Competition Pro Hilarious FAIL & fix

I'm going through all my "fail" controllers and accessories right now to see which ones I can repair and resell at the gaming convention. Most failures are simple. A little eraser or lube is all they need.

However, I have this one controller, a Competition Pro Series III by Honey Bee, No. SG-18

CompetitionProCover.jpg


A couple D-Pad directions weren't working right, so I cracked 'er open. And to my surprise, look what I found:

CompetitionProXray.jpg


*FAIL*!!!

They designed the D-Pad wrong initially. They made the PCB pads into a square-pattern instead of the proper diamond slot formation.

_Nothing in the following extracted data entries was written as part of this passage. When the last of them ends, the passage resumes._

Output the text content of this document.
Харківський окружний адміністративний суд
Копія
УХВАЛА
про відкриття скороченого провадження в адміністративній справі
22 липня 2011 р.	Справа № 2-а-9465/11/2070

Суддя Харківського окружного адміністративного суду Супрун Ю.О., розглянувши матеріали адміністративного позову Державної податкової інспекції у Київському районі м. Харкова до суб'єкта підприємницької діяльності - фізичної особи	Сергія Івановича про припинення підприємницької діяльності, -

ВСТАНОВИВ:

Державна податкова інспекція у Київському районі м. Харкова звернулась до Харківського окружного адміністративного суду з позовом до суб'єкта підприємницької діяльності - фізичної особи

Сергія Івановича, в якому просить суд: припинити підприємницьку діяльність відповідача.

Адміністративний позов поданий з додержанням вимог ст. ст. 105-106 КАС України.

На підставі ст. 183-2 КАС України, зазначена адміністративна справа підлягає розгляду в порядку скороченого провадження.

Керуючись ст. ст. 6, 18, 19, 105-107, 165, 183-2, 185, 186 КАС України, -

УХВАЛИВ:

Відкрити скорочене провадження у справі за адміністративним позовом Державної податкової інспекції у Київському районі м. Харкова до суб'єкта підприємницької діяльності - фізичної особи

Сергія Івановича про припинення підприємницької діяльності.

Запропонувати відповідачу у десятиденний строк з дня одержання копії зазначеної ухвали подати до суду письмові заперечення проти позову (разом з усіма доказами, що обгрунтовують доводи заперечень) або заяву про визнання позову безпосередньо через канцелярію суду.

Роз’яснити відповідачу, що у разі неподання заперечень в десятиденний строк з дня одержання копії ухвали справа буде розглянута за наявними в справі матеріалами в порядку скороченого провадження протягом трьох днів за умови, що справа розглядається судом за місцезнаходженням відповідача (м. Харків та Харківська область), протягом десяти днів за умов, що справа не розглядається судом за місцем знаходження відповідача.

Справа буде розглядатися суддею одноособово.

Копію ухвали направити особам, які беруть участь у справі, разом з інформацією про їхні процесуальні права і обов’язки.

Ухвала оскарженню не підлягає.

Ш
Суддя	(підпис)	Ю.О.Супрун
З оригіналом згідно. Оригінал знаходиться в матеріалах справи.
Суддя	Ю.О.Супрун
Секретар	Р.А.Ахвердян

They they obviously discovered their mistake, and designed that thin PCB overlay that fixes the problem. The PCB overlay has 5 solder vias to connect the new buttons to the old buttons.

Unfortunately, the solder joints holding the PCB overlay to the main board weren't very strong. Probably bending of the PCB caused two of them to pop off.

To fix it I just hotwired the vias over to the PCB traces using short pieces of wire.

CompetitionProFix.jpg


Works now. But I just think it's funny to see a really bad FAIL for the original PCB layout, and a hack-job to fix it up before shipping the product.
 
Competition Pro Hilarious FAIL & fix

I don't think I've seen anything quite that flagrant before. I've seen quite a few things with resistors and capacitors that obviously weren't designed into the layout, though. I've even seen a very obvious jumper wire on a PCI card. I think the reason for it is that even though a PCB is relatively cheap, redoing an entire run is somewhat costly and (perhaps more importantly) delays the launch of the product.
 
Competition Pro Hilarious FAIL & fix

Just to be clear, the jumper wires were my repair. The PCB overlay was their hackjob fix.

The PCB was secured with solder vias. But the solder vias weren't stable with respect to board torque, and broke. So I had to add the jumpers to fix it.